WraySec LLC., a Cyber Security Consulting firm, based out of the central Pennsylvania area, hosted the 2017 Association of Information Technology Professionals National Collegiate Conference and Career Fair® (AITP-NCC) Cyber Security Challenge at the Hyatt Regency St. Louis Arch. The AITPNCC is an annual conference dedicated to building relationships between collegiate students and the IT industry.

The AITP-NCC Security Challenge started with a qualification round, which saw more than 85 participants complete a qualification exam compromised of both knowledge-based and practical-based questions. The top 10 finalists from the qualification round moved onto the final round, competing in a puzzle-based cyber exercise competition. The puzzles, also known as challenges, were developed by WraySec and tailored to entry-level job roles and tasks in Defensive and Offensive Cyber Security Operations. The scoring was provided via WraySec's CyExNg, a Cyber Exercise Platform currently in open beta. CyExNg is designed to streamline the scoring of cyber exercises, ranging from internal training events to international cyber competitions, often referred to as a capture the flag or simply a 'CTF.'

This year's AITP-NCC Cyber Security Challenge included puzzles in 13 categories: Cryptography, Current Events, Database Security, Exploitation, Log Analysis, Network Forensics, Open Source Intelligence, Password Security, Physical Security, Regulation Knowledge, Reverse Engineering, Technical Knowledge, and Web Security. Participants had two and a half hours to complete as many puzzles as possible. As the participants completed each puzzle, they found a “flag” and submitted it for points.

WraySec CEO Justin Wray explained that a flag was essentially, “[a] piece of data, representing real-world data.” The level of realism did not stop there; the questions were formulated around the theme of the exercise: Supervisory Control and Data Acquisition (SCADA). SCADA encompasses the devices that link the physical world to the digital world.

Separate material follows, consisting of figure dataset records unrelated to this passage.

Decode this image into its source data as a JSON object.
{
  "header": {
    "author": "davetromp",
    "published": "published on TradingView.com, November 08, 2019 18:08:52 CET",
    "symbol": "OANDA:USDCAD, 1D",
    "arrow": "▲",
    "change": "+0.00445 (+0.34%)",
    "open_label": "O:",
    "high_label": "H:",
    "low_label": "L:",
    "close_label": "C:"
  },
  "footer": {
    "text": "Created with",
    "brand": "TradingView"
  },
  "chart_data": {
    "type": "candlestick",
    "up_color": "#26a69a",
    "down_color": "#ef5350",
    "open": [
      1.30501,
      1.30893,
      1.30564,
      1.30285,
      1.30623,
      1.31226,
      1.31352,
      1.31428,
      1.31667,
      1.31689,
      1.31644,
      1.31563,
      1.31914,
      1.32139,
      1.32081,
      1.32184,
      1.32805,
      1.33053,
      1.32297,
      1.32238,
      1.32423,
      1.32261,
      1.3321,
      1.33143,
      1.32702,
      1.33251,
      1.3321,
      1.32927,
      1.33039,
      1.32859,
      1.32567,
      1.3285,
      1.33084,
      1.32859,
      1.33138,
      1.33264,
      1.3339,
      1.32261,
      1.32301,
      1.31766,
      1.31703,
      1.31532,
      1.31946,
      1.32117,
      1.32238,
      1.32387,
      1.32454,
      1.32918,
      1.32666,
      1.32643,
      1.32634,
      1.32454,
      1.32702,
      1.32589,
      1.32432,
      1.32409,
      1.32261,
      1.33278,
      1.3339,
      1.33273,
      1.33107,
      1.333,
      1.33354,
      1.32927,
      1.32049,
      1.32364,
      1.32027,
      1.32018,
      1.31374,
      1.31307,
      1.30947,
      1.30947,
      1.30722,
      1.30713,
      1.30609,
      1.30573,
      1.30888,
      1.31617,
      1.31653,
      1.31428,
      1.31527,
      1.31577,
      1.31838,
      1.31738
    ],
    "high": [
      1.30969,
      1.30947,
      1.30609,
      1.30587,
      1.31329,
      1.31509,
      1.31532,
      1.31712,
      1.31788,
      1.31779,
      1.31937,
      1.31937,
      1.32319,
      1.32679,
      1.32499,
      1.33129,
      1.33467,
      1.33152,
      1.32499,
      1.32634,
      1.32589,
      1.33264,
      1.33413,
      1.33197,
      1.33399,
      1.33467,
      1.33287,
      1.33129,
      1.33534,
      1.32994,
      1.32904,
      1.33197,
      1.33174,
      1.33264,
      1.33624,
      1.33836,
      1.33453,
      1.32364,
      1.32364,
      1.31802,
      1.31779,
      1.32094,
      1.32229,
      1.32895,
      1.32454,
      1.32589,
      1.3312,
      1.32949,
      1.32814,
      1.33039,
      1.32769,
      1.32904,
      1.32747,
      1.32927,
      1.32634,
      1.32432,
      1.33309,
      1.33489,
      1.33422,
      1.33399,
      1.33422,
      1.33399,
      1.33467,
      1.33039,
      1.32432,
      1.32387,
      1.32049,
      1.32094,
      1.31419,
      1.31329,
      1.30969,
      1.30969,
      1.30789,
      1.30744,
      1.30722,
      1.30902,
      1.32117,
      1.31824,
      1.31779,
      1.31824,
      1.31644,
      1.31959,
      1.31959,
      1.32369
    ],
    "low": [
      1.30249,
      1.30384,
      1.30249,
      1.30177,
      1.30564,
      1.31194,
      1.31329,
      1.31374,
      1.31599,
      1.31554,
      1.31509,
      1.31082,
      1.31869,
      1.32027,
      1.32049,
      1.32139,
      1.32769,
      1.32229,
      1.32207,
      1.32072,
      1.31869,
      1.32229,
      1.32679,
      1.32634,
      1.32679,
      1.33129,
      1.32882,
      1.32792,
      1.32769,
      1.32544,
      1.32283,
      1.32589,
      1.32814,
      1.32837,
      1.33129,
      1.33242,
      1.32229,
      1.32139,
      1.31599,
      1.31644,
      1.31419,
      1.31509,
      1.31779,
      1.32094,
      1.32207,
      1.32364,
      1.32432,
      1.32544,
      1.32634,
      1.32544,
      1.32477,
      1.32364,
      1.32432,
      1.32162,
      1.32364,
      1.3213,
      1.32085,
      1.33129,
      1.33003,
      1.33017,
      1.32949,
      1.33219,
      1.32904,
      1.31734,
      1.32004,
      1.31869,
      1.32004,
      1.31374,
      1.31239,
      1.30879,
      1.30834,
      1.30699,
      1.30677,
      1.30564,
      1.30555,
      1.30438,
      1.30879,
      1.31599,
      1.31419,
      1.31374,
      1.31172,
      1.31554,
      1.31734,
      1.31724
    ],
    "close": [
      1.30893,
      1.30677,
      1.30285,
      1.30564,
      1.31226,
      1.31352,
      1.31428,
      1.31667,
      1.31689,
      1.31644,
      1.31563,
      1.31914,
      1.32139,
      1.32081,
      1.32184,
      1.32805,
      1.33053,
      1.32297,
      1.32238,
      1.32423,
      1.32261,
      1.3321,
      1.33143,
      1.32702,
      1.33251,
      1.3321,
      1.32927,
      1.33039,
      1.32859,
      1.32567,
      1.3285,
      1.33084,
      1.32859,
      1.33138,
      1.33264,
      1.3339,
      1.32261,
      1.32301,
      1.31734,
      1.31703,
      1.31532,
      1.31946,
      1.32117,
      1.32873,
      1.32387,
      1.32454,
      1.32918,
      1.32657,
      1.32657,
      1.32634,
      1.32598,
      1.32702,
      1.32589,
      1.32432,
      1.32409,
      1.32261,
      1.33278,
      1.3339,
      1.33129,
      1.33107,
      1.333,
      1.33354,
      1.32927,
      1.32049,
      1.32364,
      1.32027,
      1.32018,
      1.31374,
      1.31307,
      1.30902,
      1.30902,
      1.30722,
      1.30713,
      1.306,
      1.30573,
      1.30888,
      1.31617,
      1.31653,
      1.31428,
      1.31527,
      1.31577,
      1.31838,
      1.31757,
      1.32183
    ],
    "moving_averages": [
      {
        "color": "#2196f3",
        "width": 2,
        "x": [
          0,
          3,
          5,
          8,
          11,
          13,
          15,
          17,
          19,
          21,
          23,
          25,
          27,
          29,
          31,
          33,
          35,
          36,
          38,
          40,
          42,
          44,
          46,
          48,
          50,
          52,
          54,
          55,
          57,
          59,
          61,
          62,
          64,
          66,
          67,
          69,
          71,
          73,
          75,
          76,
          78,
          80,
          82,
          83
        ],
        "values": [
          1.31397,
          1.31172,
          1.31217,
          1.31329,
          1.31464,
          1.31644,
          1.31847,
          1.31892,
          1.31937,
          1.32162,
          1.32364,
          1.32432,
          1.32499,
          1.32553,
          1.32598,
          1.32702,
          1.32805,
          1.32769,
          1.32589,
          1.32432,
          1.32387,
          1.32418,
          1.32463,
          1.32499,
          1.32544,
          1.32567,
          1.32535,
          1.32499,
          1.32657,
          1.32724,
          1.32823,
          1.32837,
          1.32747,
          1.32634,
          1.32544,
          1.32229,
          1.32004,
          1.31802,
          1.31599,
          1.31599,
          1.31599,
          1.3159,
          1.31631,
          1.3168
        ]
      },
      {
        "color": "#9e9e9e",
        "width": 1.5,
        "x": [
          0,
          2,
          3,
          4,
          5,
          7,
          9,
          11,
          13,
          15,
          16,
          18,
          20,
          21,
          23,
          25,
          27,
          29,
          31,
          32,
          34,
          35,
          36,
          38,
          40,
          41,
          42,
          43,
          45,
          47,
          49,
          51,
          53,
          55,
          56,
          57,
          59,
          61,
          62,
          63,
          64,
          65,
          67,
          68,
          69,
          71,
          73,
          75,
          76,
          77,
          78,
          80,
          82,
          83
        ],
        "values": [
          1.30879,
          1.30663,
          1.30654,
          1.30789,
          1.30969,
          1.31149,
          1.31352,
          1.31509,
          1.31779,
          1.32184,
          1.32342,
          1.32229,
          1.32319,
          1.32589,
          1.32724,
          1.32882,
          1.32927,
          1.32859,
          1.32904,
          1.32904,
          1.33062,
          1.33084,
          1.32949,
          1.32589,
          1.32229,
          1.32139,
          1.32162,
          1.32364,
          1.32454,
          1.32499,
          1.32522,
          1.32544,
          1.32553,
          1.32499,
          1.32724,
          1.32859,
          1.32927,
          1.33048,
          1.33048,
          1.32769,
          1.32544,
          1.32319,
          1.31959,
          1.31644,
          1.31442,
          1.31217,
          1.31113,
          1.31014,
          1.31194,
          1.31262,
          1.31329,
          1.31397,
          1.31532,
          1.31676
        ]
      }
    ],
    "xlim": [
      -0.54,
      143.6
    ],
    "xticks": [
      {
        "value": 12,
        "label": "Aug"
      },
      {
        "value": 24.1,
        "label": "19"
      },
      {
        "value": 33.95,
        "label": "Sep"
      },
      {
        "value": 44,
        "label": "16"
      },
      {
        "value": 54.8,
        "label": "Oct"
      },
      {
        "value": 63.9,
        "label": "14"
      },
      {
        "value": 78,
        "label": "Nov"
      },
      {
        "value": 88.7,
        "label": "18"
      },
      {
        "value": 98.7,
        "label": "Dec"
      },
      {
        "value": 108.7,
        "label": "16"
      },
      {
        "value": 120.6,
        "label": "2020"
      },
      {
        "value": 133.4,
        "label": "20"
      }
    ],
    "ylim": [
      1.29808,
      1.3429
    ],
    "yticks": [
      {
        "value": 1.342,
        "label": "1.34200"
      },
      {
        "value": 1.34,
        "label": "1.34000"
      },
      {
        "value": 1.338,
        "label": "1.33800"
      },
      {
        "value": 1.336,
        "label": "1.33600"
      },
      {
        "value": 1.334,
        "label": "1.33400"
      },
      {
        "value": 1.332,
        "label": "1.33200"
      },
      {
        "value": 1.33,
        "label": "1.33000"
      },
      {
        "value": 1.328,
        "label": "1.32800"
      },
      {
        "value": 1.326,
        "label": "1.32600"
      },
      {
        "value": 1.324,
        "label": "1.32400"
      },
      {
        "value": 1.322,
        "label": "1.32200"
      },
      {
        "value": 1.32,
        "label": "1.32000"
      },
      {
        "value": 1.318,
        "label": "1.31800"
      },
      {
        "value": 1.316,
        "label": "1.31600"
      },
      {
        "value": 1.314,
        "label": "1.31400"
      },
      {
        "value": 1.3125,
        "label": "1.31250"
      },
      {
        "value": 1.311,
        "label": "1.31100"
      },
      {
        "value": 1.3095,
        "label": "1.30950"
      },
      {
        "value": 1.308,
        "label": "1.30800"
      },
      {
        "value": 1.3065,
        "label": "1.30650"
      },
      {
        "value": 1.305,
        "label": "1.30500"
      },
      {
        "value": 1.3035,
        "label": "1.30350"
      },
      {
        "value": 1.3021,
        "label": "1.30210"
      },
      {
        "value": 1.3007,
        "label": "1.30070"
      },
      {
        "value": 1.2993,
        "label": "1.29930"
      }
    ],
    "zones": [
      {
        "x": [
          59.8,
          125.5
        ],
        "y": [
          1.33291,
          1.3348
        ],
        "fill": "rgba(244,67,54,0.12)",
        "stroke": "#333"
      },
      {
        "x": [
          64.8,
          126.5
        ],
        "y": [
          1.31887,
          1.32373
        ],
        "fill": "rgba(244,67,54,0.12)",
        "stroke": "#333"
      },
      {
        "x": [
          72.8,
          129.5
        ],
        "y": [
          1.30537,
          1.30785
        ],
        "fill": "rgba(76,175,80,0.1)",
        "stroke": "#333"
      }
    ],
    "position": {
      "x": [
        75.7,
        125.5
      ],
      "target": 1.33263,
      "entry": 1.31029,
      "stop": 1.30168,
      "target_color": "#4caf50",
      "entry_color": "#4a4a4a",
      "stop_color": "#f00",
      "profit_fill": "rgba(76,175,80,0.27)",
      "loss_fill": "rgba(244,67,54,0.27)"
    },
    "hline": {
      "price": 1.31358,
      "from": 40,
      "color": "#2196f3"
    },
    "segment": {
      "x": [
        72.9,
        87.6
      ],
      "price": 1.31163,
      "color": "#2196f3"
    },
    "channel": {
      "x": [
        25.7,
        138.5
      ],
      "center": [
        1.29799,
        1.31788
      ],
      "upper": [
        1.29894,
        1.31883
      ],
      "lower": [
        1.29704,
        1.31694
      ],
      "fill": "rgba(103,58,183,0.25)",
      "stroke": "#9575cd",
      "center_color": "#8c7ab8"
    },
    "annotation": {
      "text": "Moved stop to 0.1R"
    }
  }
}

“SCADA is a major area of interest in the cyber security field today. SCADA sounds like a big scary term because it is. We use SCADA devices to control power plants, water treatment facilities, train cars, traffic lights, you name it,” said WraySec COO Steve Collman.

Wray further explained, “[SCADA] is the control systems you rely on a daily basis, but never think about. We want the challenges to be as real-world as possible. The challenges need to be something that is not only relevant to the participants but also something that everyone can relate to.” Moreover, realistic it was; Herzog, a railway services company, featuring a lot of automation technology, was among the sponsors involved at this year's AITP-NCC.

“Competitions are an amazing learning experience and can be highly motivating for the participants," Wray said. “More important than winning is the ability to identify areas where you want to want to improve and focus more training.”